According to the expert, one of the factors that favoured this situation was the high cost of fuel, driven by a fiscal policy that imposes levies on fossil-derived products.

“This causes the financial breakeven point of EVs to be reached swiftly, since, although electric vehicles may still cost between 10 and 20% more, their operational costs render them more profitable in the medium term,” he explains.

Since January 2025, the RVO introduced a reduced road tax for electric vehicles—set at 25% of the standard MRB—which will remain in effect until 2029.

Although the full exemption will be withdrawn in 2026, the aim is to prevent a detrimental impact on the competitiveness of the segment in comparison to combustion-engine vehicles.

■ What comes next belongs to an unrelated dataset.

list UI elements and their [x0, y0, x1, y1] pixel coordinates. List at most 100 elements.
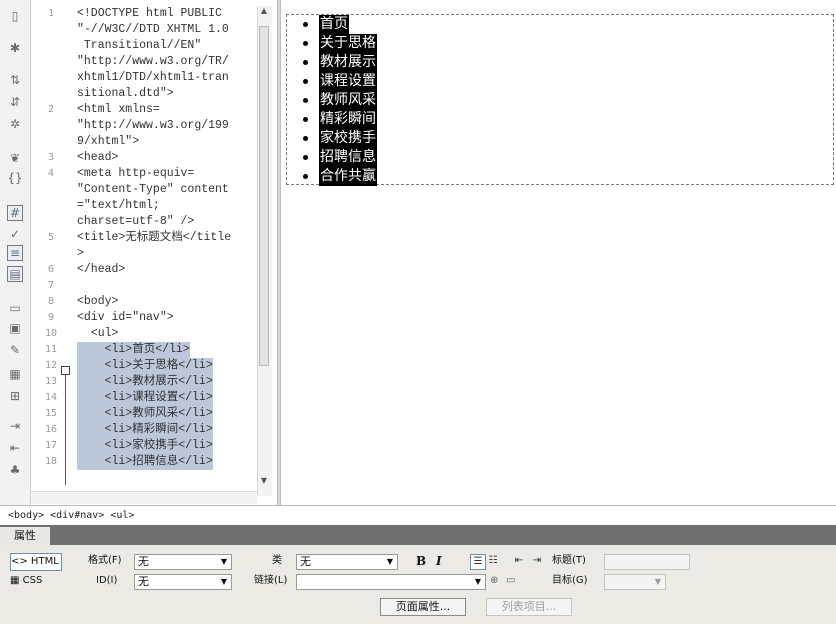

Nevertheless, the BOVAG EV Market Monitor demonstrates that, despite an increase in the number of electric cars on the road, “private individuals are abandoning them due to growing uncertainty.”

While the overall EV market expanded, the share of private purchases declined: from 32 to 23% over eighteen months.

This growth was absorbed almost entirely by the corporate sector, where the proportion of EV sales rose from 34 to 53% in just two years.

According to their analysis, the reason for the decline in private demand is partly linked to uncertainty regarding charging tariffs and the lack of home-charging options.

“The reductions in the prices of new electric cars appear favourable, but they decrease residual values and cause hesitation among consumers,” they add.

This is compounded by a shift in the dynamics of the second-hand market: “80% of households purchase a used vehicle rather than a new one.”

In 2024, 85,000 used EVs were sold, 25,000 more than in 2023.

However, BOVAG warns that used electric vehicles are increasingly being transferred between dealers before finding a final buyer, and that uncertainty surrounding the fiscal framework beyond 2026 is hampering further purchasing decisions.

Meanwhile, the Dutch State maintains ambitious objectives.

In this regard, according to BOVAG, the government anticipates a further increase in EVs in 2025 and 2026.

Under the Climate Agreement and the Climate Act, the objective is to achieve a 55% reduction in greenhouse gas emissions by 2030.

The mobility sector has a specific target of a 37% reduction compared to 1990 levels.

In this context, the association stresses that predictability in public policy is essential.

“A predictable and balanced governmental policy is necessary to secure the participation of the private market and ensure the continued flow of EVs,” BOVAG indicates.

They conclude: “A clear multiannual trajectory for the gradual phase-out of incentive measures until 2030-2035 avoids uncertainty.”